Dedicata al sostituto procuratore generale Antonino Scopelliti e a tutte le vittime di mafia, è andata in scena a Squillace “Nino che silenzio stasera”, la drammaturgia dell’autore-attore calabrese Gregorio Calabretta e prodotta da “Teatro Studio Mediterraneo”.
Calabretta, oltre a tracciare un significativo excursus sulla nascita e sullo sviluppo della mafia, ha esaminato alcuni dettagli venute fuori dalle dichiarazioni rilasciate nelle sentenze del processo alla “cupola” per l’omicidio Scopelliti. L’autore, infatti, ha messo a confronto le fasi dell’affidamento del maxiprocesso al giudice Scopelliti con le dichiarazioni di alcuni pentiti, notando un forte anticipo dell’azione delle cosche rispetto all’assegnazione stessa del maxiprocesso al giudice calabrese.
La domanda che sorge spontanea alla fine della pièce di Calabretta è “Chi ha armato la mano della mafia per far fuori Scopelliti?”. ( Foto pubblicata su Il Sole 24 ore)

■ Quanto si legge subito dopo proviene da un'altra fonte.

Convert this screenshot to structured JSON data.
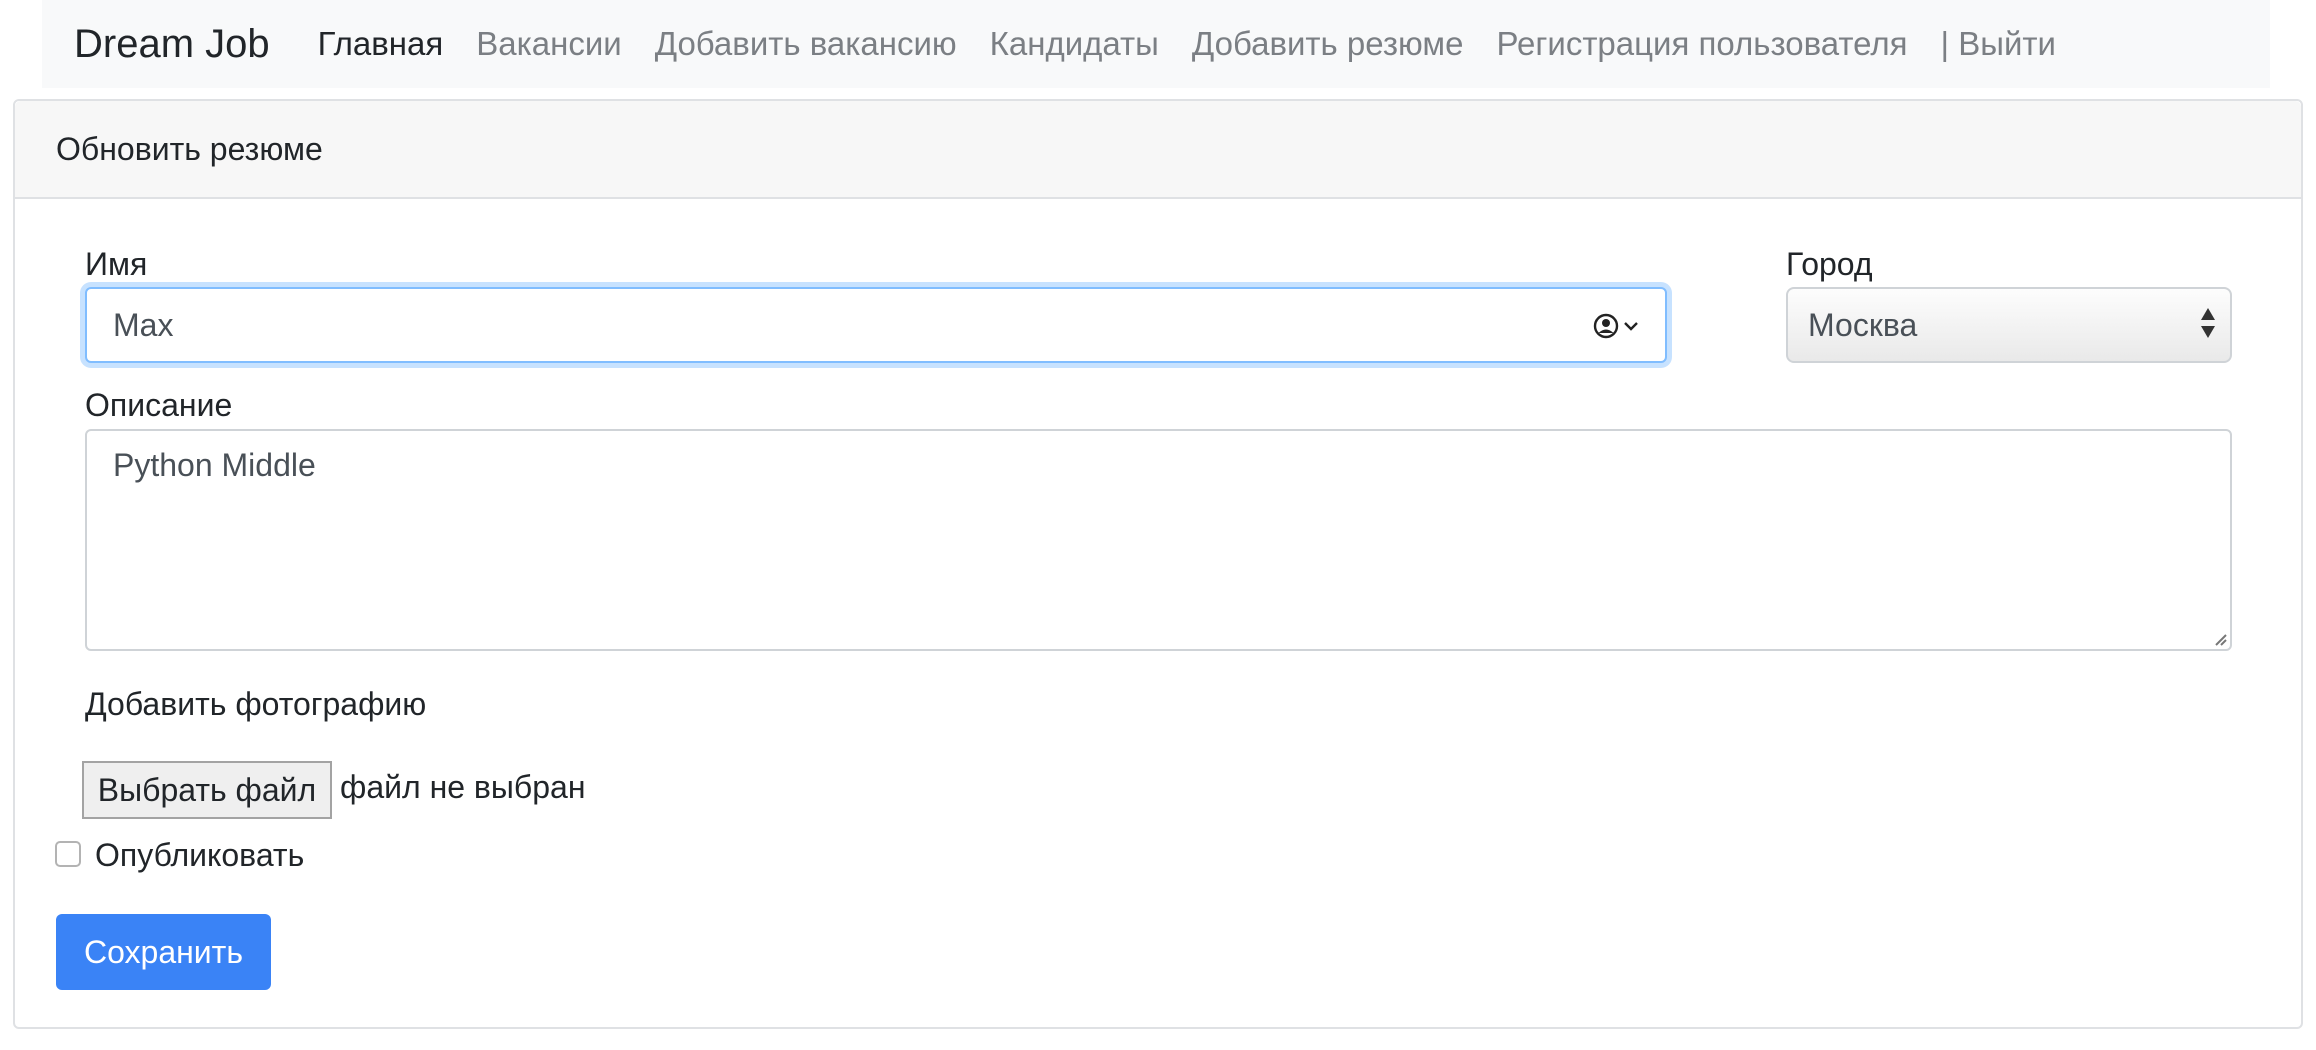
{
  "navbar": {
    "brand": "Dream Job",
    "links": [
      {
        "label": "Главная"
      },
      {
        "label": "Вакансии"
      },
      {
        "label": "Добавить вакансию"
      },
      {
        "label": "Кандидаты"
      },
      {
        "label": "Добавить резюме"
      },
      {
        "label": "Регистрация пользователя"
      },
      {
        "label": "| Выйти"
      }
    ]
  },
  "card": {
    "title": "Обновить резюме"
  },
  "form": {
    "name_label": "Имя",
    "name_value": "Max",
    "name_icon": "person-circle-icon",
    "city_label": "Город",
    "city_value": "Москва",
    "description_label": "Описание",
    "description_value": "Python Middle",
    "photo_label": "Добавить фотографию",
    "file_button": "Выбрать файл",
    "file_status": "файл не выбран",
    "publish_label": "Опубликовать",
    "publish_checked": false,
    "save_button": "Сохранить"
  },
  "colors": {
    "primary": "#3a83f6",
    "focus_border": "#80bdff",
    "nav_bg": "#f8f9fa",
    "muted_link": "#7b7f84"
  }
}
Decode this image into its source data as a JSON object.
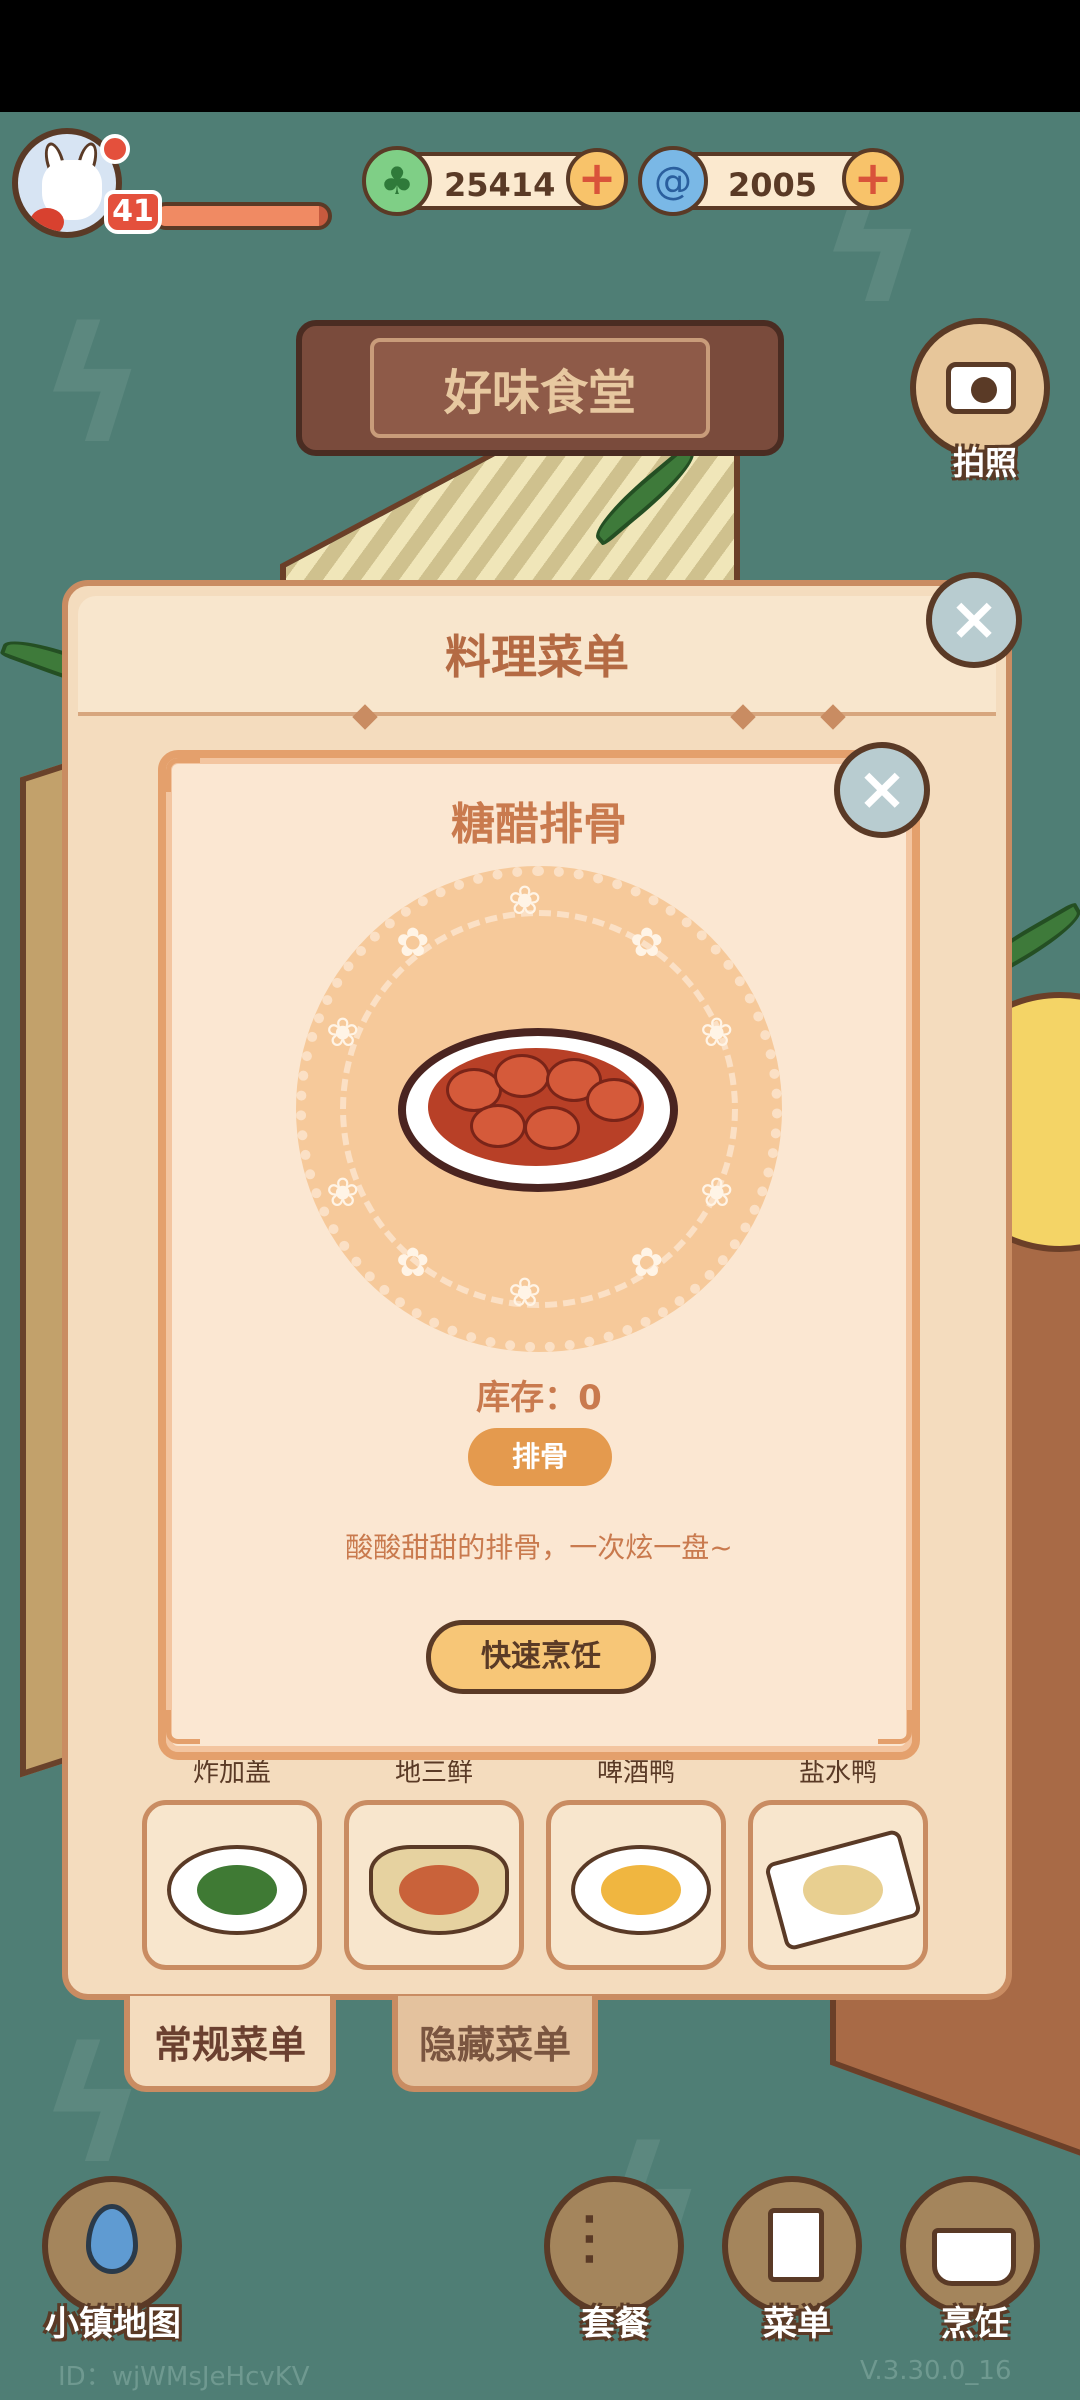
{
  "hud": {
    "level": "41",
    "xp_fraction": 0.95,
    "currency_green": "25414",
    "currency_blue": "2005",
    "plus_symbol": "+",
    "camera_label": "拍照"
  },
  "shop": {
    "sign": "好味食堂"
  },
  "panel": {
    "title": "料理菜单",
    "close_symbol": "×",
    "tabs": [
      {
        "label": "常规菜单",
        "active": true
      },
      {
        "label": "隐藏菜单",
        "active": false
      }
    ],
    "dishes": [
      {
        "name": "炸加盖"
      },
      {
        "name": "地三鲜"
      },
      {
        "name": "啤酒鸭"
      },
      {
        "name": "盐水鸭"
      }
    ]
  },
  "popup": {
    "title": "糖醋排骨",
    "close_symbol": "×",
    "stock_label": "库存：0",
    "ingredient": "排骨",
    "description": "酸酸甜甜的排骨，一次炫一盘~",
    "cook_button": "快速烹饪"
  },
  "bottom": {
    "map_label": "小镇地图",
    "set_meal_label": "套餐",
    "menu_label": "菜单",
    "cook_label": "烹饪",
    "id_text": "ID：wjWMsJeHcvKV",
    "version": "V.3.30.0_16"
  },
  "colors": {
    "background": "#4f7e75",
    "panel": "#f4dcbe",
    "accent_orange": "#e49a4e",
    "title_brown": "#c97a4e"
  }
}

La mafia non ha tratto nessun interesse dall’omicidio: in Cassazione sono state confermate le sentenze di condanna relative al maxiprocesso. Qualcuno allora ha voluto eliminare una persona incorruttibile e inattaccabile dalla Corte Suprema di Cassazione, dandolo in pasto alla “cupola”, approfittando del maxiprocesso
Tante le domande, spesso retoriche, poste da Calabretta durante il suo spettacolo, arricchito da video documenti e dalla musica di Igor Gullà.
Presenti anche alcuni familiari del giudice Scopelliti, il sindaco di Squillace Guido Rhodio ha sottolineato che tutti noi dobbiamo cercare di rompere il silenzio prolungato che caratterizza la vicenda del grande giudice calabrese.

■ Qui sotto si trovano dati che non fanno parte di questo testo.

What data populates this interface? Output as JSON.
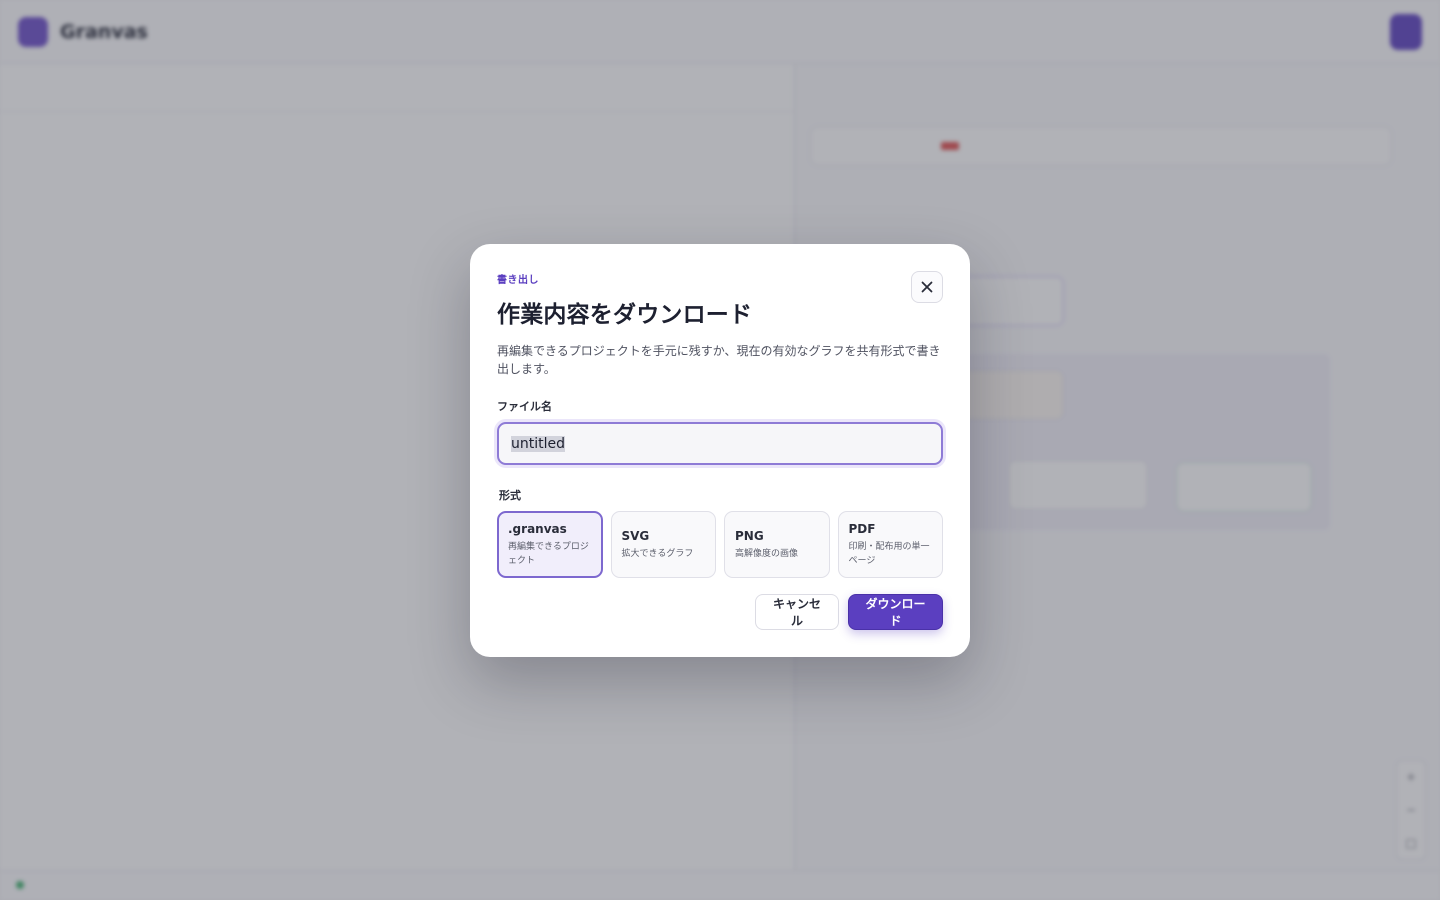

«Dedico questo spettacolo – ha affermato Calabretta – a tutte le vittime di mafia e a Rosetta Scopelliti, sorella del giudice, che da oltre vent’anni aspetta di conoscere i colpevoli dell’omicidio.
Se Nino Scopelliti fosse nato lontano da qui sarebbe stato certamente ricordato con maggiore frequenza e attenzione.

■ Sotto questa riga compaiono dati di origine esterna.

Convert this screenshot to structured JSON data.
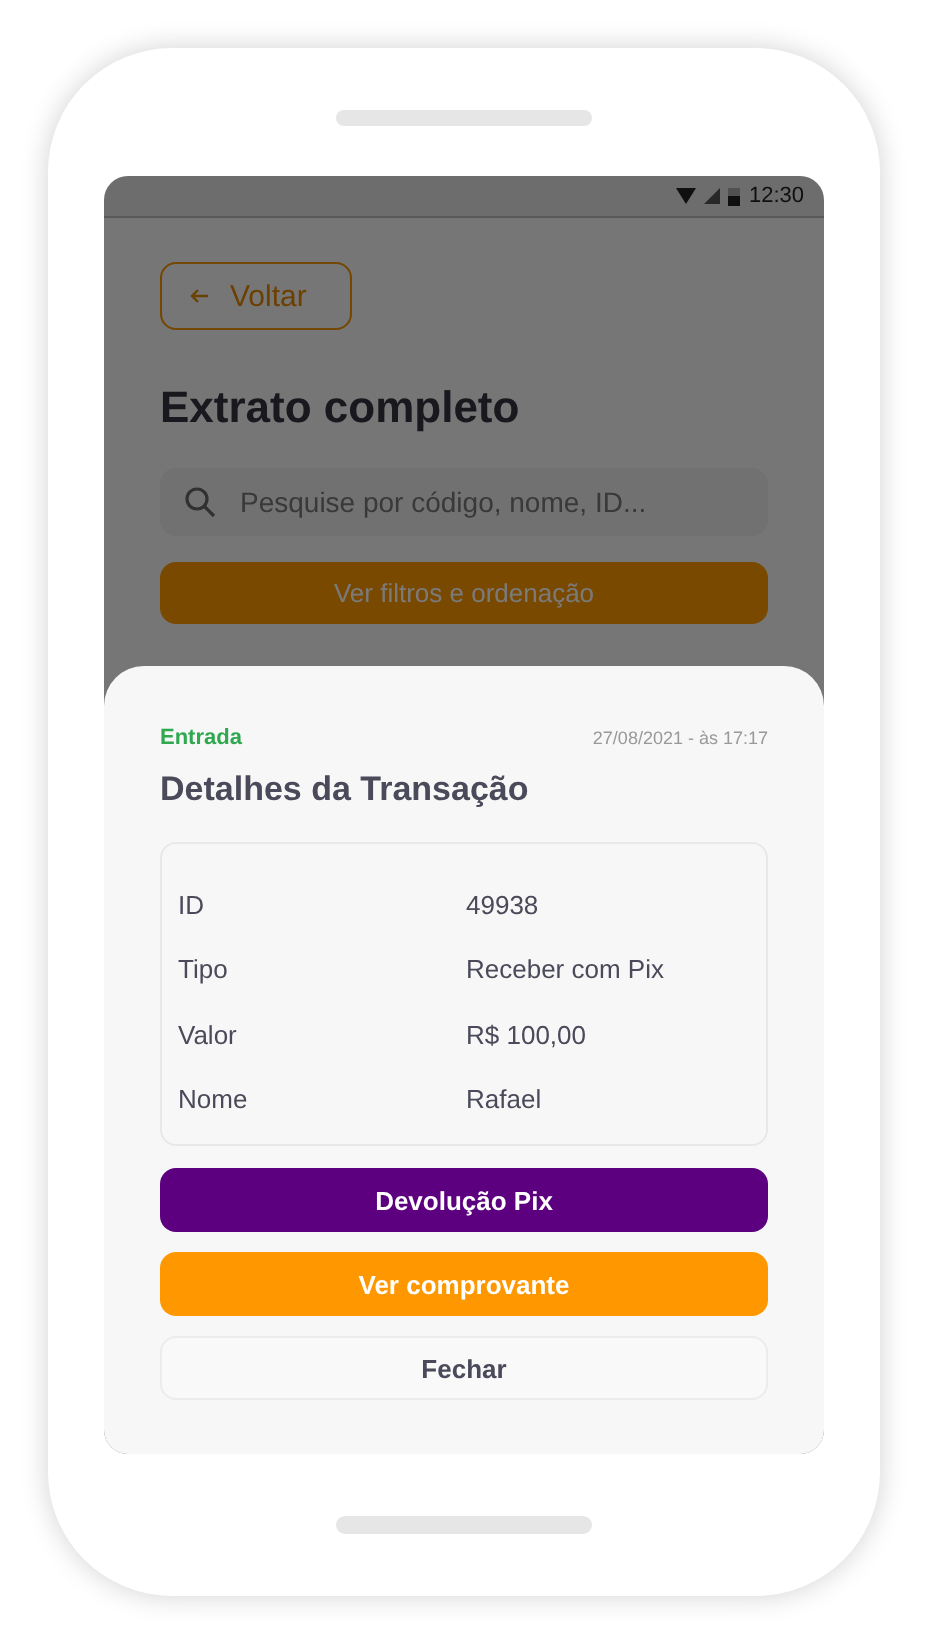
{
  "status_bar": {
    "time": "12:30"
  },
  "page": {
    "back_button": "Voltar",
    "title": "Extrato completo",
    "search": {
      "placeholder": "Pesquise por código, nome, ID..."
    },
    "filter_button": "Ver filtros e ordenação"
  },
  "sheet": {
    "tag": "Entrada",
    "date": "27/08/2021 - às 17:17",
    "title": "Detalhes da Transação",
    "details": [
      {
        "label": "ID",
        "value": "49938"
      },
      {
        "label": "Tipo",
        "value": "Receber com Pix"
      },
      {
        "label": "Valor",
        "value": "R$ 100,00"
      },
      {
        "label": "Nome",
        "value": "Rafael"
      }
    ],
    "buttons": [
      {
        "label": "Devolução Pix",
        "kind": "primary"
      },
      {
        "label": "Ver comprovante",
        "kind": "accent"
      },
      {
        "label": "Fechar",
        "kind": "plain"
      }
    ]
  }
}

Noi, invece, dimentichiamo presto. Noi siamo il silenzio».
Salvatore Taverniti
LA VITA E L’ATTIVITA’
La carriera
Nato nel 1935 a Campo Calabro, Antonino Scopelliti entra in magistratura a 24 anni. Svolge la carriera di magistrato requirente, iniziando come Pm alla Procura della Repubblica di Roma, poi a Milano. È procuratore generale alla Corte d’appello quindi, Sostituto Procuratore Generale presso la Suprema Corte di Cassazione. Diventa il numero uno dei sostituti procuratori generali italiani presso la Corte di Cassazione.
I processi
Si è occupato di processi di terrorismo e mafia. Ha rappresentato la pubblica accusa nel primo processo Moro, al sequestro dell’Achille Lauro, alla strage di Piazza Fontana e quella del Rapido 904. Per questo processo, Scopelliti aveva chiesto la conferma degli ergastoli inferti al boss della mafia Pippo Calò ed a Guido Cercola. Il collegio giudicante della Prima sezione penale della Cassazione, presieduto da Corrado Carnevale rigetta la richiesta della pubblica accusa, assolvendo Calò e rinviando tutto a nuovo giudizio.
L’agguato
Il magistrato viene ucciso il 9 agosto 1991: senza scorta, Scopelliti è intercettato dai suoi assassini. Secondo i pentiti della ‘ndrangheta Giacomo Lauro e Filippo Barreca, sarebbe stata la cupola di Cosa Nostra siciliana a chiedere alla ‘ndrangheta di uccidere Scopelliti, che avrebbe rappresentato la pubblica accusa in Cassazione nel maxi processo a Cosa Nostra.